Avralize – Freaks (Arising Empire)

Friday, 5th April 2024
Rating: 9/10

It’s tough to make a mark on the modern music scene, tougher still to do so with a unique sound. Germany’s Avralize have seemingly come out of nowhere to accomplish both of these things with their debut, Freaks. Incorporating a myriad of modern elements from different genres and sounds, Avralize takes little bits and pieces and turns them into this incredibly fun, intriguing, and cohesive sound that manages to pull everything from incredibly heavy to gloriously catchy, all while keeping a vibe that feels more like an engaging party than a stale bout of anger.

Electronic infusions, djent-y progressive noodling, soaring melodies, deathcore-inspired breakdowns, it’s only a portion of what Avralize bring to the table. While the surface level of their music might indicate more of a fun, almost party atmosphere (something almost akin to say, Electric Callboy at times), its with repeat listens that Avralize truly showcase what they are made of. A song like “Canvas” more or less embodies the band’s wide breadth of influences and sounds. Rumbling low end riffing and monster grooves, playful bass work and hooky melodies that sit on the bouncy, pop end, the song later takes an exciting swerve with a proggy swing and saxophone solo. On the more intense side of things is “Higher,” which begins with some adrenaline-pumping grooves and metalcore-esque riffing and screams, but then it flips the script to fully dive into a huge melody complete with soaring guitars and catchy vocals. But it isn’t done yet, with a punishing breakdown and guttural roars – all while maintaining a bit more of an accessible edge to it. It’s visceral and aggressive, yet it never strays so far that it feels out of place or something that would detract to anyone’s experience. “Stab by Stab” taps into this same mentality, with a very present electronic dabbling and heavy groove moments. “Alive” counters it with a more floaty, melodic edge that sits counter to some punchy djent grooves and moments of darker atmosphere. To finish things off, the band offer the title track, which seems to meld all of the aspects they’ve shown on the album to that point, alternating heavy riffing and groove and interspersing it with rollicking, party-esque melodies with a solid dose of electronic augmentation.

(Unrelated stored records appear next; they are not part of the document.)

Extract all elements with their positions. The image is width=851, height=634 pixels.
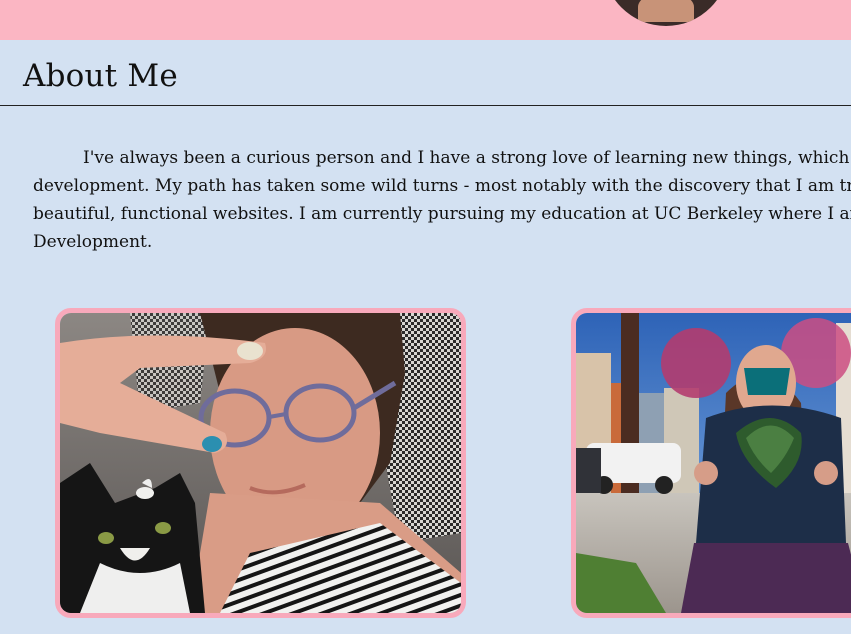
bio-text: I've always been a curious person and I … [33, 148, 851, 252]
selfie-photo [60, 313, 461, 613]
photo-card-selfie[interactable] [55, 308, 466, 618]
kale-photo [576, 313, 851, 613]
photo-card-kale[interactable] [571, 308, 851, 618]
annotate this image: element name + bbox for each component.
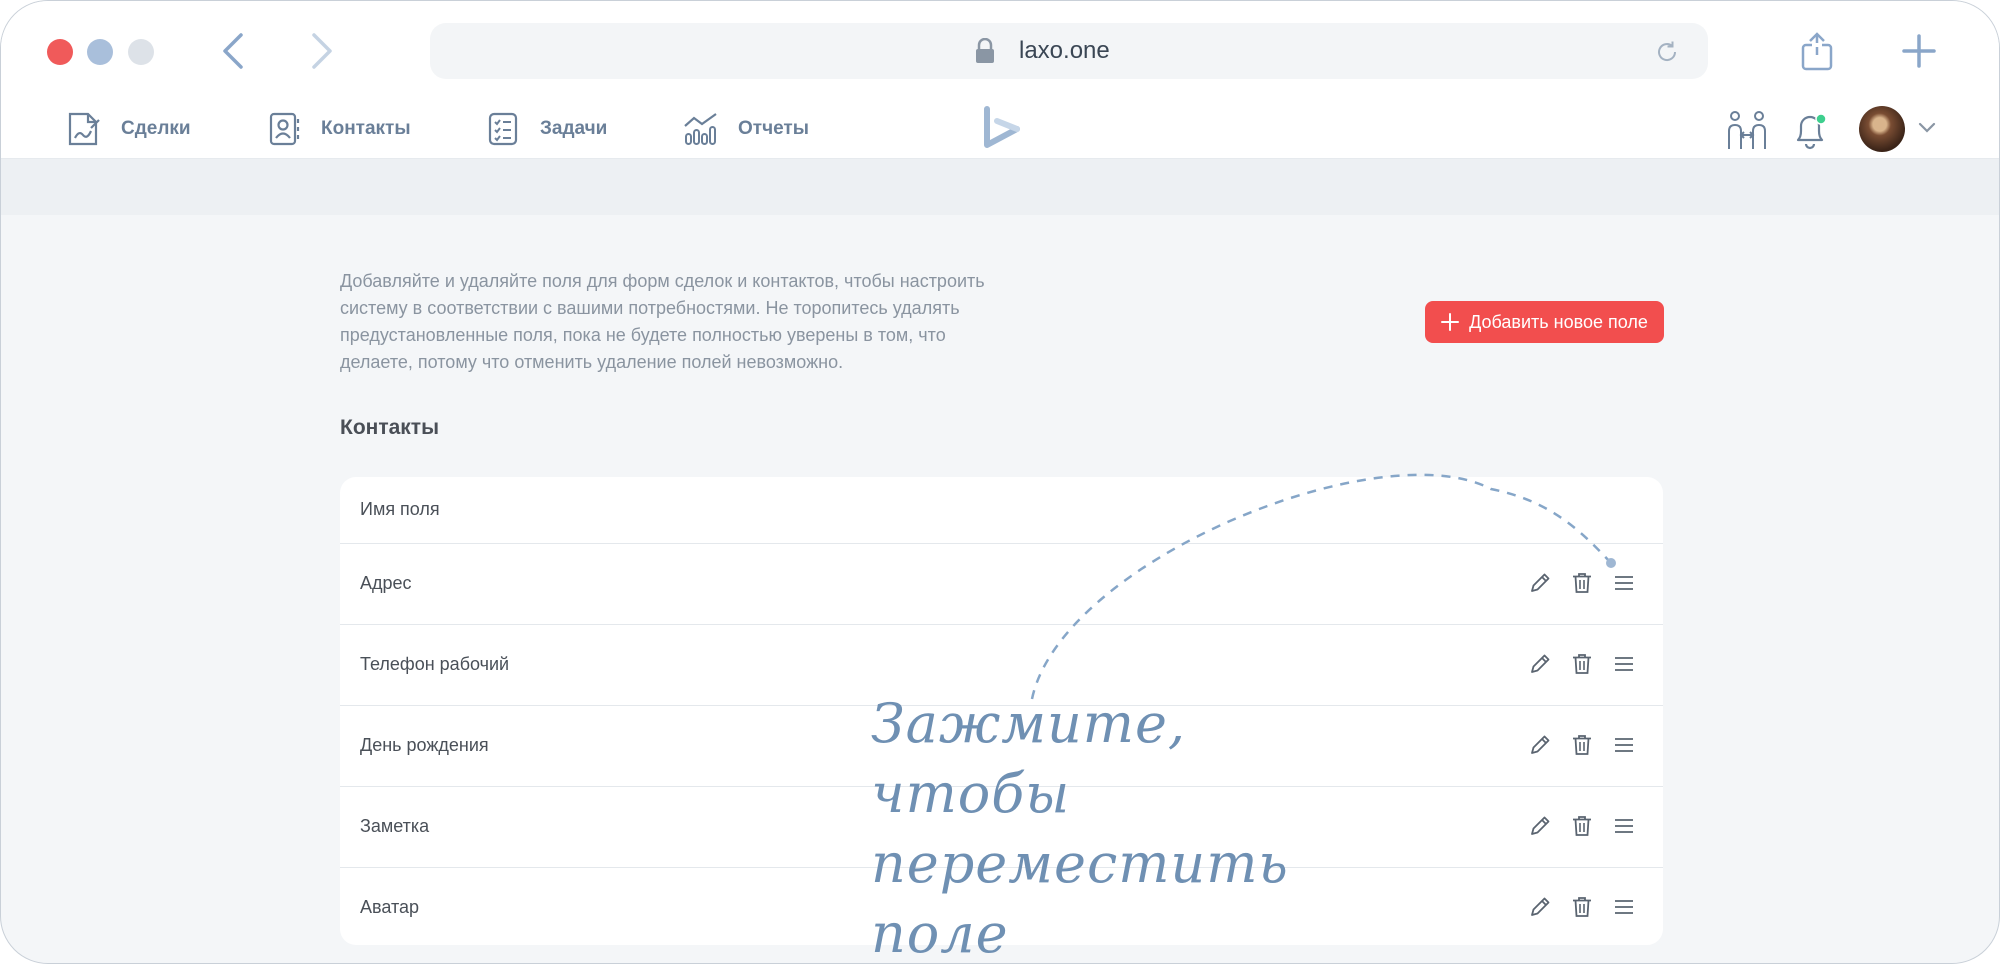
forward-button[interactable] [302, 29, 342, 73]
field-name: Заметка [360, 816, 430, 836]
lock-icon [976, 38, 994, 63]
reports-icon [684, 113, 717, 145]
trash-icon[interactable] [1569, 570, 1595, 596]
maximize-window-button[interactable] [128, 39, 154, 65]
avatar[interactable] [1859, 106, 1905, 152]
nav-item-label: Отчеты [738, 118, 809, 139]
nav-item-reports[interactable]: Отчеты [682, 109, 809, 149]
laxo-logo[interactable] [981, 105, 1023, 153]
trash-icon[interactable] [1569, 651, 1595, 677]
pencil-icon[interactable] [1527, 813, 1553, 839]
drag-handle-icon[interactable] [1611, 894, 1637, 920]
browser-toolbar: laxo.one [1, 1, 1999, 101]
tasks-icon [488, 112, 518, 146]
pencil-icon[interactable] [1527, 894, 1553, 920]
add-new-field-button[interactable]: Добавить новое поле [1425, 301, 1664, 343]
chevron-right-icon [312, 33, 332, 69]
pencil-icon[interactable] [1527, 651, 1553, 677]
url-text: laxo.one [1019, 37, 1110, 64]
pencil-icon[interactable] [1527, 570, 1553, 596]
trash-icon[interactable] [1569, 894, 1595, 920]
nav-item-deals[interactable]: Сделки [65, 109, 191, 149]
nav-item-tasks[interactable]: Задачи [484, 109, 607, 149]
drag-handle-icon[interactable] [1611, 651, 1637, 677]
drag-hint: Зажмите, чтобы переместить поле [871, 689, 1291, 964]
trash-icon[interactable] [1569, 813, 1595, 839]
minimize-window-button[interactable] [87, 39, 113, 65]
add-new-field-label: Добавить новое поле [1469, 311, 1648, 332]
table-header: Имя поля [340, 477, 1663, 544]
plus-icon[interactable] [1901, 33, 1937, 69]
column-header-field-name: Имя поля [360, 499, 440, 519]
page-description: Добавляйте и удаляйте поля для форм сдел… [340, 271, 985, 372]
deals-icon [68, 112, 100, 146]
chevron-left-icon [223, 33, 243, 69]
nav-item-label: Контакты [321, 118, 411, 139]
app-navigation: Сделки Контакты Задачи Отчеты [1, 101, 1999, 159]
drag-handle-icon[interactable] [1611, 732, 1637, 758]
bell-icon[interactable] [1789, 109, 1831, 151]
trash-icon[interactable] [1569, 732, 1595, 758]
plus-icon [1441, 313, 1460, 331]
section-title: Контакты [340, 416, 440, 439]
close-window-button[interactable] [47, 39, 73, 65]
drag-hint-line-1: Зажмите, чтобы [871, 692, 1187, 825]
page-header-band [1, 159, 1999, 215]
nav-item-contacts[interactable]: Контакты [265, 109, 411, 149]
drag-handle-icon[interactable] [1611, 570, 1637, 596]
nav-item-label: Сделки [121, 118, 191, 139]
team-icon[interactable] [1726, 109, 1768, 151]
table-row: Адрес [340, 544, 1663, 625]
nav-item-label: Задачи [540, 118, 608, 139]
drag-handle-icon[interactable] [1611, 813, 1637, 839]
share-icon[interactable] [1800, 31, 1834, 71]
chevron-down-icon[interactable] [1917, 121, 1937, 135]
field-name: Телефон рабочий [360, 654, 510, 674]
reload-icon[interactable] [1654, 39, 1680, 65]
drag-hint-line-2: переместить поле [871, 832, 1289, 964]
address-bar[interactable]: laxo.one [430, 23, 1708, 79]
browser-window: laxo.one Сделки Контакты Задачи Отчеты Д… [0, 0, 2000, 964]
field-name: Аватар [360, 897, 420, 917]
field-name: День рождения [360, 735, 489, 755]
pencil-icon[interactable] [1527, 732, 1553, 758]
contacts-icon [269, 112, 300, 146]
back-button[interactable] [213, 29, 253, 73]
field-name: Адрес [360, 573, 412, 593]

The future seems incredibly bright for Avralize considering what they have done on their debut, Freaks. It’s a diverse album that never feels like it’s trying too hard or attempting to do too many different things. Instead it feels like a first rate amalgamation of varied aspects of the modern heavy music scene without getting any of the stale trappings. Freaks is an outstanding debut that should thrill anyone looking for a fresh act that isn’t willing to play by the normal genre conventions.